Cerca de 25% do tempo dos médicos de família está agora dedicado à pandemia. Resultado: há doentes crónicos descompensados, rastreios atrasados e cancros mais avançados e com menor perspetiva de cura.

Por Lucília Galha

No último ano, Mónica Fonseca esteve pelo menos 16 semanas a trabalhar nas chamadas Áreas Dedicadas aos Doentes Respiratórios (ADR) – espaços onde se avaliam suspeitas de Covid-19. O que significa que, durante esses quatro meses, houve várias consultas que não fez, doentes crónicos que não vigiou e doenças que ficaram por detetar. “Sempre que sai um profissional de saúde, os outros têm de o substituir, mas a resposta não é a mesma porque cada um tem a sua lista de utentes para seguir”, diz a médica especialista em Medicina Geral e Familiar. Atualmente, por semana, vê cerca de 80 doentes, responde a uma média de 50 emails e faz pelo menos 25 chamadas para pessoas em vigilância – trabalho que muitas vezes sobra para a noite, já em casa.

Na Unidade de Saúde Familiar Sofia Abecassis, em Lisboa, há 5 médicos, 4 enfermeiros e 2 administrativos. Mas, neste momento, só funciona diariamente com 2 enfermeiros (há dois alocados à vacinação) e pelo menos um médico também está sempre fora.

“Isto está a asfixiar os Cuidados de Saúde Primários. Nós somos a porta de entrada do doente e quando essa porta está entreaberta fica muita gente sem acesso a cuidados de saúde”, alerta a também dirigente do Conselho Regional Sul da Ordem dos Médicos.

Na sexta-feira, 18, quando falou com a SÁBADO, só o Agrupamento de Centros de Saúde a que pertence (ACES Lisboa Central) já tinha mais de 1.100 pessoas em vigilância. “Não temos sequer condições para retomar o que fazíamos, e com o aumento de casos é possível que a nossa atividade fique mais comprometida”, admite.

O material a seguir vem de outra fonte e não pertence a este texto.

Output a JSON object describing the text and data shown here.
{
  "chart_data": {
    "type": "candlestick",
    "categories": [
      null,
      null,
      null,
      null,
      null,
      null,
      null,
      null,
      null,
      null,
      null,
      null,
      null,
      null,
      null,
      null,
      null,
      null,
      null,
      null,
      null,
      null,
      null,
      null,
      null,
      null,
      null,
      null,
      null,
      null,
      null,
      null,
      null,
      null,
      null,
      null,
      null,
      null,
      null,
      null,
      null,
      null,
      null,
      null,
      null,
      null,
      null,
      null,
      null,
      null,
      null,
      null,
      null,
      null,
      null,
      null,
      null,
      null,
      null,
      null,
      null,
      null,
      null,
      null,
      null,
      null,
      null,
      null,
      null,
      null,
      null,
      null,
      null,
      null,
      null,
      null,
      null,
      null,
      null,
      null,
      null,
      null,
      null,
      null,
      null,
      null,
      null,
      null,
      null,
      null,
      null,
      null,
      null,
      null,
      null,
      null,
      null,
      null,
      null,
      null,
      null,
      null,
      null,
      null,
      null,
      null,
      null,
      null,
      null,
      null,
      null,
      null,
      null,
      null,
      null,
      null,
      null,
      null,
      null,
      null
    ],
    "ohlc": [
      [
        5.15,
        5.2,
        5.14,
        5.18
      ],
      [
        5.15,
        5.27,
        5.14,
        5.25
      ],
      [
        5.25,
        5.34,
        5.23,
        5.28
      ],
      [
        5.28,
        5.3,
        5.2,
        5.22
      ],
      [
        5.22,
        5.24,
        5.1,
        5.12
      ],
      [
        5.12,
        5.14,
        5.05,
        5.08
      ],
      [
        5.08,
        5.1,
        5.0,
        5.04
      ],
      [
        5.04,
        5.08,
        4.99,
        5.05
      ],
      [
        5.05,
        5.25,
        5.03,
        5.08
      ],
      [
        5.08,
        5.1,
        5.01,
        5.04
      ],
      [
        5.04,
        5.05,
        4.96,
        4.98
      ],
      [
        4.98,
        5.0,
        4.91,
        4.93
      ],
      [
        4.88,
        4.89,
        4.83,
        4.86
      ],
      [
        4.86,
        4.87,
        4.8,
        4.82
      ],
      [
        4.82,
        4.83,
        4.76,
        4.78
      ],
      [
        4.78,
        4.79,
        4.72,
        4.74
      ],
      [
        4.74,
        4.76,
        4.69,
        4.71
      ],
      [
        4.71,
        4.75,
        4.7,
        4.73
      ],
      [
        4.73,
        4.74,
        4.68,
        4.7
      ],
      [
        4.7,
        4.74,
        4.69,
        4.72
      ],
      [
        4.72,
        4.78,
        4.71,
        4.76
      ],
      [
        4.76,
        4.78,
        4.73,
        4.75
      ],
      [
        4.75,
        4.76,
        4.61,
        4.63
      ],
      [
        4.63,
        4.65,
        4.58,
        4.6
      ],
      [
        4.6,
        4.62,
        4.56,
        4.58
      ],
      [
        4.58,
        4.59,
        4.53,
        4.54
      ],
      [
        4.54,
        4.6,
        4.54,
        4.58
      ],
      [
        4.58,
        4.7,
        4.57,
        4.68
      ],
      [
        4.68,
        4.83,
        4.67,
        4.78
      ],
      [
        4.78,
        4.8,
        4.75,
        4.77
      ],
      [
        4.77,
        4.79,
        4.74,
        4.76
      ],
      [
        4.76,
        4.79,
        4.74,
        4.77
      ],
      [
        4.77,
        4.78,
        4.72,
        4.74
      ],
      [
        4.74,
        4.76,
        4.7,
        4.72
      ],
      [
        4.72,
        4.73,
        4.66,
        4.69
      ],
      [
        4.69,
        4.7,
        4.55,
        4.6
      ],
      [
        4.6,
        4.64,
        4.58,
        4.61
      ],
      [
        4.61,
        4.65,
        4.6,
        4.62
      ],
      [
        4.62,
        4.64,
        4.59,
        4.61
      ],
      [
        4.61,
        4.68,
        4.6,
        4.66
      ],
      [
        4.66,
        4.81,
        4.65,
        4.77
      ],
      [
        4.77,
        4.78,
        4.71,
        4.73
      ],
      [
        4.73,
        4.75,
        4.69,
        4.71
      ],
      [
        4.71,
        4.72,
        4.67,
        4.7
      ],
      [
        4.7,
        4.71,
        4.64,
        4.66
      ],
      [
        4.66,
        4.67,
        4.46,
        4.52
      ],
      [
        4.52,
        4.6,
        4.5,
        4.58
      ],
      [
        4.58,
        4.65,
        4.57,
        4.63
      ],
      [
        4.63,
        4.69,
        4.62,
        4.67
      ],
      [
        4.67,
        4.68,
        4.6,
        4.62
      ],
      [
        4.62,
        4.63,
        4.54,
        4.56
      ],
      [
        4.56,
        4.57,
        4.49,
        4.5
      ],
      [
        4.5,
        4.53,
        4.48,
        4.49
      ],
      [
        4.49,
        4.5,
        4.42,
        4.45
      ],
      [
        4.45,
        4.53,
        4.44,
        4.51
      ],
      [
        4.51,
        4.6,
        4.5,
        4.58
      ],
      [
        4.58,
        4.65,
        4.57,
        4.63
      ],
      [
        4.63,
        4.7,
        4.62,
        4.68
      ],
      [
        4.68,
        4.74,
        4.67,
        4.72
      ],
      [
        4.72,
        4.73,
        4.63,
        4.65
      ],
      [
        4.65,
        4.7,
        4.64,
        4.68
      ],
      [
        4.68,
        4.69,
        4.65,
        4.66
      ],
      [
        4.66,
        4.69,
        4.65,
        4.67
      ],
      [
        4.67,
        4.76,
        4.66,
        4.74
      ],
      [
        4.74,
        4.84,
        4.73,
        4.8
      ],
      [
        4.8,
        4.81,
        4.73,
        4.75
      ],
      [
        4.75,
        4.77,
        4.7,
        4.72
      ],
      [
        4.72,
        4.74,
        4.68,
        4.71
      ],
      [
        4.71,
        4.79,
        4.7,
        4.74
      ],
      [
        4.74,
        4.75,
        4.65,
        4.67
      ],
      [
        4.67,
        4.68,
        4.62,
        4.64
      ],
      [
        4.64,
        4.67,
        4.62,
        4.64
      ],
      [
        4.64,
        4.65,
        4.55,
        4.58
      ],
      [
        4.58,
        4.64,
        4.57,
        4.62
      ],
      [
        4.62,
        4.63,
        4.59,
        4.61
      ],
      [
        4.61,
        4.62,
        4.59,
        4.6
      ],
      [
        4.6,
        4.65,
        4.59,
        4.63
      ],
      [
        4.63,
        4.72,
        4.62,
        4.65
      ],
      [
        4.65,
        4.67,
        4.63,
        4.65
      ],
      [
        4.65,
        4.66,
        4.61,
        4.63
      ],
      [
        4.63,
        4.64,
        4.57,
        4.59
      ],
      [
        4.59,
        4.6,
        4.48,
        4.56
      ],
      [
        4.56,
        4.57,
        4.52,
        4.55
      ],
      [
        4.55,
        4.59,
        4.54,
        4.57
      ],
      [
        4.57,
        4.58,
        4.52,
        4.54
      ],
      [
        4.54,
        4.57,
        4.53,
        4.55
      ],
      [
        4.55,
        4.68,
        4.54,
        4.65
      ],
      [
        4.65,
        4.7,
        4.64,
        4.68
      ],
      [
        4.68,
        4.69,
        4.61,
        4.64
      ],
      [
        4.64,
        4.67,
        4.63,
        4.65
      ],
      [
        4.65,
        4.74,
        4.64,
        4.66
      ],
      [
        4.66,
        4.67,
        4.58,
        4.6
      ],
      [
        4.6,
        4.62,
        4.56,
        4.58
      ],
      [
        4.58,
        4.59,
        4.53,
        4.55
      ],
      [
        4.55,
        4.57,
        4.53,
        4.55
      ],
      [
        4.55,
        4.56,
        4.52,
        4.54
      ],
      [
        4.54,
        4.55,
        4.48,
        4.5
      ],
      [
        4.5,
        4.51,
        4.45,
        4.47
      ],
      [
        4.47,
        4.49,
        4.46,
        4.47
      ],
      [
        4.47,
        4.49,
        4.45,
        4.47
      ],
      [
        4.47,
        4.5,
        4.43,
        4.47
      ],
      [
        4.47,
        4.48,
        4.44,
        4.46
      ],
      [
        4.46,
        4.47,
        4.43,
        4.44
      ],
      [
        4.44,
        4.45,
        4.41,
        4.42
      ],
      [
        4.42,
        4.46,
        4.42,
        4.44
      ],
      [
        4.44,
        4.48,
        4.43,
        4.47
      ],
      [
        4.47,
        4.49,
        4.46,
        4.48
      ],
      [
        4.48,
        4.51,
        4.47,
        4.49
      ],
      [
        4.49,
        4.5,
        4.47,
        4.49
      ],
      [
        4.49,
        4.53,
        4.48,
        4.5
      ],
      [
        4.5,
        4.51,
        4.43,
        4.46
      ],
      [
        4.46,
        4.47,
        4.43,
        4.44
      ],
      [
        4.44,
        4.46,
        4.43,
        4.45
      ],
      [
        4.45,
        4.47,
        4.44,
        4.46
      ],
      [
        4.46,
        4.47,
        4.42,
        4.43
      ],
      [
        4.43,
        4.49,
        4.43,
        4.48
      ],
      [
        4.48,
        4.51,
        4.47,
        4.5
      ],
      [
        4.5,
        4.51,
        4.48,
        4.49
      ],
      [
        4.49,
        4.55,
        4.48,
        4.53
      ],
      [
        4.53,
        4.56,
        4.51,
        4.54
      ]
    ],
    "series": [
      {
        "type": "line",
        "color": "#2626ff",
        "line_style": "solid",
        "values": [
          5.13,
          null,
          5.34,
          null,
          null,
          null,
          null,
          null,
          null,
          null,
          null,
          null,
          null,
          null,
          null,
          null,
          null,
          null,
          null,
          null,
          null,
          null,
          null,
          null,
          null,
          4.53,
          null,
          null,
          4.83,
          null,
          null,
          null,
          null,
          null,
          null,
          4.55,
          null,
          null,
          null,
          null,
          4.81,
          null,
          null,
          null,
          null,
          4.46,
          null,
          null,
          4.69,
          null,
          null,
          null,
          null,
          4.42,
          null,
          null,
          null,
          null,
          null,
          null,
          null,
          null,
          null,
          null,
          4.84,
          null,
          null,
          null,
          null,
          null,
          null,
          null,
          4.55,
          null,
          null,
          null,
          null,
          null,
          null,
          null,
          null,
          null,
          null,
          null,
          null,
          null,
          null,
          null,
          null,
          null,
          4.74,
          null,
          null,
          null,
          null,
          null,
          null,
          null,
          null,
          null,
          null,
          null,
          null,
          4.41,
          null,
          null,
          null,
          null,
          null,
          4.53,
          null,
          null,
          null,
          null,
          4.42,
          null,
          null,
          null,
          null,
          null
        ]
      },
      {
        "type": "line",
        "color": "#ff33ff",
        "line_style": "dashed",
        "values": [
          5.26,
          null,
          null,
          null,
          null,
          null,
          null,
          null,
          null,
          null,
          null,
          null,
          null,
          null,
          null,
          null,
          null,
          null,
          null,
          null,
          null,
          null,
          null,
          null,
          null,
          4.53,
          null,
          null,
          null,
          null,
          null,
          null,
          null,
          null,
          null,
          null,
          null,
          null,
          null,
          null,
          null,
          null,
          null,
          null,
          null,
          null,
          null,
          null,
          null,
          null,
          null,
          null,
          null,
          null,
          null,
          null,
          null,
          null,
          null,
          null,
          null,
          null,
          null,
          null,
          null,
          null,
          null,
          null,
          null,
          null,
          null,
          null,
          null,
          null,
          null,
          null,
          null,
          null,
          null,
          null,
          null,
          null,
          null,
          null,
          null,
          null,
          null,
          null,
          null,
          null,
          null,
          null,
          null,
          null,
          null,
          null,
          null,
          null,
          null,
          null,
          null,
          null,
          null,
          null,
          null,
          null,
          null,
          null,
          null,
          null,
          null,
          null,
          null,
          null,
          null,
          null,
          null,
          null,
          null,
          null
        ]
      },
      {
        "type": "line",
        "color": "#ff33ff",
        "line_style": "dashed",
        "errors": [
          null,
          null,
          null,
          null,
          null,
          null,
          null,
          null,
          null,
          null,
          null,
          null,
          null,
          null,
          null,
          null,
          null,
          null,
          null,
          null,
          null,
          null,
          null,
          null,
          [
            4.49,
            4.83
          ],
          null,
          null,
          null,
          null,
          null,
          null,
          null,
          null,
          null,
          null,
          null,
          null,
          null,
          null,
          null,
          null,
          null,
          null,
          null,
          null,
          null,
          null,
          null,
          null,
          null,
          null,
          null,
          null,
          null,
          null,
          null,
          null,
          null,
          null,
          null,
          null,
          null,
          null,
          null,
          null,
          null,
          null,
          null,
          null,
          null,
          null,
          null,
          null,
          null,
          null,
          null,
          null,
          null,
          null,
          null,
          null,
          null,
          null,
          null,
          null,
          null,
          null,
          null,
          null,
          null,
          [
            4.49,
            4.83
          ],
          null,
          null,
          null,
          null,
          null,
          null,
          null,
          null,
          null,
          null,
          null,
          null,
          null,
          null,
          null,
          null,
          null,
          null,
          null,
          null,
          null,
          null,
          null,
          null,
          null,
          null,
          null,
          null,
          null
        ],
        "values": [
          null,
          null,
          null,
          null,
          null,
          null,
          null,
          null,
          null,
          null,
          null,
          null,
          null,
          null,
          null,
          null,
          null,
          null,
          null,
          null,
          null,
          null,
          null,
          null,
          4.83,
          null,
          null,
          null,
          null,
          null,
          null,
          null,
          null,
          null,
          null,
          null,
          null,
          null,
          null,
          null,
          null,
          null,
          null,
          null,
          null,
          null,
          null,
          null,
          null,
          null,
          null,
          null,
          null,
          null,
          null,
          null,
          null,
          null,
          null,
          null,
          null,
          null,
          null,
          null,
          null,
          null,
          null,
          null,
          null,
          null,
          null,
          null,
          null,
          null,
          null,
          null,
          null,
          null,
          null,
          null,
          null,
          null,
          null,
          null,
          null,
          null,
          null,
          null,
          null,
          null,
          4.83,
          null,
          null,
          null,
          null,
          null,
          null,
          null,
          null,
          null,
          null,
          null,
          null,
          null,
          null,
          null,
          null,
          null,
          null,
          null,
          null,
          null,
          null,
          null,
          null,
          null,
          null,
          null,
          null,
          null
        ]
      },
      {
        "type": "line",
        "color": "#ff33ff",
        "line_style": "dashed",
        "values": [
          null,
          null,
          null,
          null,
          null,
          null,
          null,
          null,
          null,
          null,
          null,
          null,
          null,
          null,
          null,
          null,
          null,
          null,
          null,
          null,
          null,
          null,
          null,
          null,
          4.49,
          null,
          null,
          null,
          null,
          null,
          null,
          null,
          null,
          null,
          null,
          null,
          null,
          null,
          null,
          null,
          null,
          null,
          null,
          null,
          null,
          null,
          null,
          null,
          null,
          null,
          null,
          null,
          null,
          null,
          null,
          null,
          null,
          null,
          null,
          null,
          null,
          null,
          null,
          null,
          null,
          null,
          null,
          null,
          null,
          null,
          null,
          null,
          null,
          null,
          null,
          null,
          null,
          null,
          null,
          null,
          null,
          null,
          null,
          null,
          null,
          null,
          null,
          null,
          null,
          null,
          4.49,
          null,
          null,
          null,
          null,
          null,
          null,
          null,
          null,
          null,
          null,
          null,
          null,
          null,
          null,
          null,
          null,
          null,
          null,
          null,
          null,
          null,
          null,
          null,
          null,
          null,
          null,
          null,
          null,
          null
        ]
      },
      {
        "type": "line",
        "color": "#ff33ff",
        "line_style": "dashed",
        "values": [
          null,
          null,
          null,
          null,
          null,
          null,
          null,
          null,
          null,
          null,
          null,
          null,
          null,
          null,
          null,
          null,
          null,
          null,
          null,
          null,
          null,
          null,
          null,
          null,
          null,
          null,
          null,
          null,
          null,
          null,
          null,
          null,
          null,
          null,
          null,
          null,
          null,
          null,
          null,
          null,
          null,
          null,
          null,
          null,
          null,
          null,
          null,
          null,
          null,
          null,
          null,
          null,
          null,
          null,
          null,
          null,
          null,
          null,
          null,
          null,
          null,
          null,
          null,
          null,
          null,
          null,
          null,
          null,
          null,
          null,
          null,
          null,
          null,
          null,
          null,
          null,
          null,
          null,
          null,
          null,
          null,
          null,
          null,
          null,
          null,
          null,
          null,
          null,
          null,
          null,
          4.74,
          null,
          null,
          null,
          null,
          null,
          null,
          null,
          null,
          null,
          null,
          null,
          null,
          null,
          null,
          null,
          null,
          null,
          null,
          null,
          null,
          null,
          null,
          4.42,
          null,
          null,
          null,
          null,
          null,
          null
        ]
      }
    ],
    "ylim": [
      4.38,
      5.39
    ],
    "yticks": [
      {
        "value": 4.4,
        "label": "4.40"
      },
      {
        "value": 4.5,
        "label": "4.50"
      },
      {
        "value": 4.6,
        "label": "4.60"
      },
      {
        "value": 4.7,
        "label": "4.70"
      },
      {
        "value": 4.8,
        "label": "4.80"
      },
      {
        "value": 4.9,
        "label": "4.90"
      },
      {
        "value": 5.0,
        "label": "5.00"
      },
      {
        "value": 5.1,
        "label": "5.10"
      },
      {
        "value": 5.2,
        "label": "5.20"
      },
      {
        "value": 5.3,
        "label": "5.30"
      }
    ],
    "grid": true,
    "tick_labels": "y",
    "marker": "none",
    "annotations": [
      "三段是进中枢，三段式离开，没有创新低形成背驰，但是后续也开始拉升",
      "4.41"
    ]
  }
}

Desde o início da pandemia que os médicos de família têm acumulado várias atividades extras ao seu trabalho regular. Como o atendimento nos chamados ADR, o seguimento telefónico dos casos suspeitos ou positivos e, mais recentemente, a vacinação – que hoje é a tarefa que ocupa mais tempo e recursos. Segundo as autoridades de saúde, são 600 dedicados diariamente a esta tarefa; já o Sindicato Independente dos Médicos (SIM), diz que o número ascende aos 800, num universo de 2.780. “Num horário de 40 horas, 8 são dedicadas por semana à vacinação. Juntando depois com os telefonemas e as idas para as áreas respiratórias, estamos a falar de 20 a 25% do nosso tempo, nalguns casos mais, dedicado a esta tarefa”, aponta Nuno Jacinto, presidente da Associação de Medicina Geral e Familiar.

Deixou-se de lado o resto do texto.